Saturday, October 14, 2017

He Said WHAT?

We still have difficulty grasping the undercurrent that lurks in the shadows of the independence movement in Catalan, headquartered in Barcelona, and the Spanish government rooted in Madrid.

For some perverse reason the royalist government, well rooted in Spain's fascist near past under the dictator Francisco Franco, insists on overplaying its hand. It began when Madrid sent its storm troops, the Guardia Civil, into Catalan two weeks ago to beat up peaceful Catalans holding an independence referendum. The ghost of that murderous old bastard Franco rode again.

Now this.

The warning from the spokesman of Spain's ruling party stopped hearts across Catalonia: If Carles Puigdemont declared independence, he might "end up like the man who declared it 83 years ago".

That man was Lluis Companys, the Catalan president who was imprisoned and later executed by the dictatorship of General Francisco Franco.

Today his death, on October 15, 1940, will be marked by a march to Barcelona's Montjuic Castle, the site of the public act of punishment which still rankles deep in Catalans' historical consciousness. Accompanied by his entire cabinet, Mr Puigdemont will lay a wreath at the tomb of Companys, whose reported cry "For Catalonia!" as he faced the firing squad immortalised him as a martyr to the modern day independence movement.

As the Catalonia crisis deepens, -nationalist tempers are flaring and civil war insults flying in both directions, polarising Spain further into two -distinct realities where one side's -traitor is the other's hero.

"They criticise our schools and the way we teach history," said Elisenda Paluzie, economy professor at the University of Barcelona. "Who? Those who have political leaders who ignore the shooting of Companys."

As long-simmering resentments -surface, sights that many regarded as consigned to history are once again -being witnessed. Members of Franco's Falange - small but increasingly active - perform the fascist salute and sing the dictatorship anthem Cara al Sol at protests against Catalan independence.

Hopes of dialogue - always slim - fade further with each seething exchange. Mr Puigdemont has suspended Catalonia's declaration of independence to allow for talks, while Mr Rajoy holds out the prospect of national -constitutional reform if he retracts the declaration entirely.

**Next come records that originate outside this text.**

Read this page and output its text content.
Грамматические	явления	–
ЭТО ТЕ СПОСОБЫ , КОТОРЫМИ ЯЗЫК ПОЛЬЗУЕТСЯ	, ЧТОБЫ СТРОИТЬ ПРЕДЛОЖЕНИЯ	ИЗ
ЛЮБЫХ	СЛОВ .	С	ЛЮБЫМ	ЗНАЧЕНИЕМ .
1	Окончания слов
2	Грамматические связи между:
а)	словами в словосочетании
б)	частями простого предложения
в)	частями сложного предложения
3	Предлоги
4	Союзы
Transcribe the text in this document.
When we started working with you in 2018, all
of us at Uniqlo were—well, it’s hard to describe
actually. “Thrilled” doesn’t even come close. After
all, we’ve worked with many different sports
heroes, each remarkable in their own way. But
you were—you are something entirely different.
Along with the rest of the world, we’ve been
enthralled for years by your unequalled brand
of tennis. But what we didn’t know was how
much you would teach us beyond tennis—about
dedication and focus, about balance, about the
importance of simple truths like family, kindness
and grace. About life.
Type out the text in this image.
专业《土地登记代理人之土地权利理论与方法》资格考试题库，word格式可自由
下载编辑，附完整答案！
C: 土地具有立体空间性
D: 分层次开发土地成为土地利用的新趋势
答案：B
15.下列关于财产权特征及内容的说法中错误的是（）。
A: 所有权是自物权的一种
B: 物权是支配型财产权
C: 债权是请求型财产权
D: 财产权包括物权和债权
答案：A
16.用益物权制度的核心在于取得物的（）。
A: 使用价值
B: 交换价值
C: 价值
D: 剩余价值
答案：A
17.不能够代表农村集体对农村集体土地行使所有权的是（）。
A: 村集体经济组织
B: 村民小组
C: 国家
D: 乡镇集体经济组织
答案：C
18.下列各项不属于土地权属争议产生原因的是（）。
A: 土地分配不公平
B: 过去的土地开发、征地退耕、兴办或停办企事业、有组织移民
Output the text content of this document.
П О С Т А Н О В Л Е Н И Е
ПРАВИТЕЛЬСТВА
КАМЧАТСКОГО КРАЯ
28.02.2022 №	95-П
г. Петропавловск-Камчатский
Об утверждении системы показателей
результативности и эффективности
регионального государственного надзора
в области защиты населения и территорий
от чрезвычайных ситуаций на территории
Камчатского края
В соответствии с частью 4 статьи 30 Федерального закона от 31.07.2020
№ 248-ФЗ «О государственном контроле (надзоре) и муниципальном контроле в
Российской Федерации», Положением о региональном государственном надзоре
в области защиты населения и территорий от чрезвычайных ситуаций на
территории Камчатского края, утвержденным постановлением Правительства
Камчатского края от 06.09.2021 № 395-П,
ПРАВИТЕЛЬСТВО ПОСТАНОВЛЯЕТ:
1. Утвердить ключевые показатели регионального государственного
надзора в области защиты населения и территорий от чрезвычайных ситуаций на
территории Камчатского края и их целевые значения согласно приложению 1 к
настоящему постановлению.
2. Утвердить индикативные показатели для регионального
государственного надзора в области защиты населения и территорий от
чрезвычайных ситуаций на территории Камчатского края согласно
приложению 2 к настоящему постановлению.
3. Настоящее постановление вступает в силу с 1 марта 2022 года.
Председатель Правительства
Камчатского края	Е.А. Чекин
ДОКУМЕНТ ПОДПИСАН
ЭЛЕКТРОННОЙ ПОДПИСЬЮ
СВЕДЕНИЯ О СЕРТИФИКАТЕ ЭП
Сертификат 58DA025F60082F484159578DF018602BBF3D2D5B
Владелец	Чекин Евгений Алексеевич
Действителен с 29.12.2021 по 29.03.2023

But many on both sides feel they are past the point of no return, and the -suspension of Catalonia's autonomy looms. Experts lay at least some of the blame with Spain's failure to deal with the legacy of the dictatorship, hastily swept under an amnesty law after the death of Franco in 1977.

Goran Lindblad, president of the Platform of European Memory and Conscience, said Spain needed to take steps to address the lingering pain of the dictatorship years, adding: "There are always problems when a totalitarian past has not been properly managed."

As for Mr Casado's conjuring of -Companys' fate, he said: "It is not responsible to talk about executions in a democracy."

This is hardly a time to bare the bloody fangs of fascism of just a few decades past when Franco, backed by Hitler's Nazis, crushed the Republic and, over time, slaughtered 400,000 political opponents and dissenters.  That monstrous history is a stain seemingly worn with some pride by senior members of the royalist government in Madrid.